Are we there yet? Closing the gap in indigenous health in Australia: Monitoring clinical performance in Aboriginal and Islander community control health services in Queensland
Introduction: Aboriginal people in Australia continue to experience a high burden of chronic disease, including cardiovascular disease. Aboriginal Medical Services (AMSs) are a significant component of the effort to reduce this burden and must be supported to deliver the highest quality care.
Objectives: To evaluate clinical health care performance in Queensland Aboriginal and Islander Health Council (QAIHC) member Aboriginal Medical Services (AMSs) in Australia.
Methods: In October 2009, AMSs in Queensland began to use a standard indicator set, the QAIHC Core Indicators, to monitor recorded prevalence and management performance on a number of key risk factors, clinical care activities and chronic diseases. Data is extracted monthly from clinic electronic medical record systems (EMRs) and submitted to a web based portal for services to review their performance over time and benchmarked. A copy of the data is also sent to the QAIHC data repository to allow agreed secondary analysis to occur. In July 2011 longitudinal data was analysed to examine trends in the number of participating services, proportion of patients with current recording of key health care activities and the prevalence of risk factors and cardiovascular disease.

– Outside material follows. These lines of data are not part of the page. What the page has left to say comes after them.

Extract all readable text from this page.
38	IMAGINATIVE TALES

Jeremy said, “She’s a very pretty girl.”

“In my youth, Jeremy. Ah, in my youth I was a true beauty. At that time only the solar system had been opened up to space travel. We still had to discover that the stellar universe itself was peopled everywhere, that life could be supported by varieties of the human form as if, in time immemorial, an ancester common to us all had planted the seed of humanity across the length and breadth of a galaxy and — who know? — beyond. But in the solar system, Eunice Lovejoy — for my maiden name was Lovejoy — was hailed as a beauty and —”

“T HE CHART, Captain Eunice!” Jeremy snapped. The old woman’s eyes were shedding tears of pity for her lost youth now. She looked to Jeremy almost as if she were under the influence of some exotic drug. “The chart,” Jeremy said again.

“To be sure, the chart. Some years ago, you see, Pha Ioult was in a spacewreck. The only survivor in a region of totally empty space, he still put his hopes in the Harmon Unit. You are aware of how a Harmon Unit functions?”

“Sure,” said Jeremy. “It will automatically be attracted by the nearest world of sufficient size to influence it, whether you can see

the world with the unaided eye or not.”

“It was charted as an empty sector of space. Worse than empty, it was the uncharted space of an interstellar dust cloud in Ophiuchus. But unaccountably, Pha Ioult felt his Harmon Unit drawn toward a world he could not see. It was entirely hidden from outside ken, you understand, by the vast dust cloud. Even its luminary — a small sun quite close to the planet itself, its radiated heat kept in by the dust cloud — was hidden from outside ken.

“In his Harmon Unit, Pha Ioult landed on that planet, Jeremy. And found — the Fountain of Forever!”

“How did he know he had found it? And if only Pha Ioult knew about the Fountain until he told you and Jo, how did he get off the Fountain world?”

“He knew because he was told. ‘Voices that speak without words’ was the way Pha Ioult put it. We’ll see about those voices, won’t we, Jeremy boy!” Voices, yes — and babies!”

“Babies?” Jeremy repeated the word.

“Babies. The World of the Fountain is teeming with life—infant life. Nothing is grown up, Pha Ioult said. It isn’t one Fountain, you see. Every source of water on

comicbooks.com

Results: From October 2009 to July 2011, AMSs sending data for the QAIHC Core Indicators increased from 6 to 15 participants; the number of patients for whom data was captured increased from 10,800 to 26,004 of whom 19,634 (75.5%) were regular Indigenous patients in July 2011. The aggregated performance of participating services was consistent and excellent on the recording of a number of number of key risk factors and health care activities (for example tobacco use, blood pressure) and poor for others, with some improvement over time. Performance Variation in performance between services was greatest for care planning and health check activity. Hypertension was identified in a total of 2567 (19.2%) regular Indigenous adult patients, with a range in prevalence of 12–36% across the 15 services. The care delivered for hypertension was universally good.
Conclusion: The prevalence of hypertension is high in the Aboriginal Community in Australia, its management by AMSs across Queensland meeting best practice standards. Indicator sets built into existing information systems provides useful timely information for Aboriginal Medical Services. Lessons learnt should enable a similar system to be implemented in AMSs across Australia in 2012.